È saltato l’accordo tra il gruppo Generali e la grande banca francese BPCE (di cui è più nota la banca che possiede, Natixis), che un anno fa avevano iniziato a trattare per unire le loro divisioni investimenti e creare una grande società di investimento, che sarebbe arrivata a gestire quasi 1.900 miliardi di euro per conto dei clienti. Sarebbe nata la nona società al mondo per dimensione del patrimonio gestito, ma le due società hanno fatto sapere che non ci sono più le condizioni per arrivare a un accordo definitivo, senza entrare nel dettaglio.

Dell’operazione si era discusso molto per diversi motivi: innanzitutto per la sua indubbia portata finanziaria, ma anche per i risvolti politici, societari ed economici su Generali, una delle società assicurative e finanziarie più importanti in Italia. L’operazione era stata molto criticata da una parte dell’opinione pubblica e dai due soci più in vista del gruppo Generali, il gruppo Delfin (della famiglia Del Vecchio, quelli di EssilorLuxottica) e il gruppo Caltagirone (del potente imprenditore ed editore Francesco Gaetano Caltagirone). Soprattutto Caltagirone si era molto speso – anche tramite i suoi giornali, tra cui Il Messaggero – per ostacolare la creazione della società, che a suo dire avrebbe portato il risparmio italiano in mano straniera.

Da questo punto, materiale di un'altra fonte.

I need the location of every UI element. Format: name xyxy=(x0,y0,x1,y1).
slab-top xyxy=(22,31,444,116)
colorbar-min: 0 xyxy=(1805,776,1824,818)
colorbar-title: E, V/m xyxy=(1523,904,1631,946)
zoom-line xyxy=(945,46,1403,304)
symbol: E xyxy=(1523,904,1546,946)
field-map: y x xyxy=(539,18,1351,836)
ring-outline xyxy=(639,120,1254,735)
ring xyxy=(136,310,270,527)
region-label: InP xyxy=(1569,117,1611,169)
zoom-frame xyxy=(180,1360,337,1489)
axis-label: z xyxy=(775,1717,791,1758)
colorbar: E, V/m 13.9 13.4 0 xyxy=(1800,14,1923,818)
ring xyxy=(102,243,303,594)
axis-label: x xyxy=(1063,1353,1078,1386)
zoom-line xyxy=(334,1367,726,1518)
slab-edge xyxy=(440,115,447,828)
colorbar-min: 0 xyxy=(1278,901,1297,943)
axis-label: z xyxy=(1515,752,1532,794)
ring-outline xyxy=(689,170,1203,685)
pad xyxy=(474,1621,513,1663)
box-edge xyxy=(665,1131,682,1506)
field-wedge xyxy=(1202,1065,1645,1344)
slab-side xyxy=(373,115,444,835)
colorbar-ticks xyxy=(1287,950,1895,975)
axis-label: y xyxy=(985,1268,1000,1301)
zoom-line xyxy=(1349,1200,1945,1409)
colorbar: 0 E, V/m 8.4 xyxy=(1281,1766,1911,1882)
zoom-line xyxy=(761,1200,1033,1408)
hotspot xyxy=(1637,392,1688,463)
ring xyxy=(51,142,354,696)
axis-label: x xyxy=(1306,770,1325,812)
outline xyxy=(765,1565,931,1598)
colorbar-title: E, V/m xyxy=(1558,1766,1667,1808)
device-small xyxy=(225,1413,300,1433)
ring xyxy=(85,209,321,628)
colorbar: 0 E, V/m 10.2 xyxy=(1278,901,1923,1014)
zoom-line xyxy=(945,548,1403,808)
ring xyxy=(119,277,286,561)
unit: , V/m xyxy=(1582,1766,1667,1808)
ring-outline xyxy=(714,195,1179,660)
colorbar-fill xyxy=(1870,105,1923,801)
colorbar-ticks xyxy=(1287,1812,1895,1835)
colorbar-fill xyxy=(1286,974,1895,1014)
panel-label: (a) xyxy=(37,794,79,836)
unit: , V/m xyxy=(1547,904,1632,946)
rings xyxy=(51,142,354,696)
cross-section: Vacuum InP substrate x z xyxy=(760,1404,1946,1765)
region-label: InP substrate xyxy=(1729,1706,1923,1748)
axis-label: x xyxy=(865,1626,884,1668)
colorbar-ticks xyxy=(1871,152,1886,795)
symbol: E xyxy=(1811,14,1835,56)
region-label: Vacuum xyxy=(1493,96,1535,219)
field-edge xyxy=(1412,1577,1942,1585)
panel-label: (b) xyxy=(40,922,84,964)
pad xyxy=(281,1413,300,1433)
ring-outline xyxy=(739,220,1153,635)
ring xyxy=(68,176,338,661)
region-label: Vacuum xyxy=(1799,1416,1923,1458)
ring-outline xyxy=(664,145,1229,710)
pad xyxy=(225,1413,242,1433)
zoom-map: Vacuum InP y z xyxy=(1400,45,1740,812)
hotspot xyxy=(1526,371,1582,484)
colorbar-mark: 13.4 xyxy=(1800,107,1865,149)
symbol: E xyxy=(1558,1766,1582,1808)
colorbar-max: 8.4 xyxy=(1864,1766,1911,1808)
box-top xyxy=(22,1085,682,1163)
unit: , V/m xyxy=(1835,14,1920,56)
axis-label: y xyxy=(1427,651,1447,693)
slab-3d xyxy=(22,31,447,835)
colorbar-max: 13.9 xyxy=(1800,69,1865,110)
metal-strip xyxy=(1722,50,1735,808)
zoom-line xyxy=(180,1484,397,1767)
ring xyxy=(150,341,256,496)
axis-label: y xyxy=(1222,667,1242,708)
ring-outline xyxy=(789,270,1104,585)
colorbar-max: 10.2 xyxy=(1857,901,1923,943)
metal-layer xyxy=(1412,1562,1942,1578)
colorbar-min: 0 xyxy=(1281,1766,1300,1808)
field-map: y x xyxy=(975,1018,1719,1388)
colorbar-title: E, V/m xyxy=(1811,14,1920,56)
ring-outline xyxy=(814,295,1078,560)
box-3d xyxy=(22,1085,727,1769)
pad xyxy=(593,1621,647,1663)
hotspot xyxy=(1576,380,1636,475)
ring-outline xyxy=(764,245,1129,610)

L’operazione non aveva neanche trovato favori nella politica: sarebbe stata l’ennesima operazione finanziaria con partner francese degli ultimi anni, portata avanti con un governo di impronta nazionalista che avrebbe potuto peraltro decidere di bloccarla. Come del resto ha fatto con il tentativo di UniCredit di comprare BPM, sostenendo pretestuosamente che UniCredit fosse portatrice di interessi stranieri.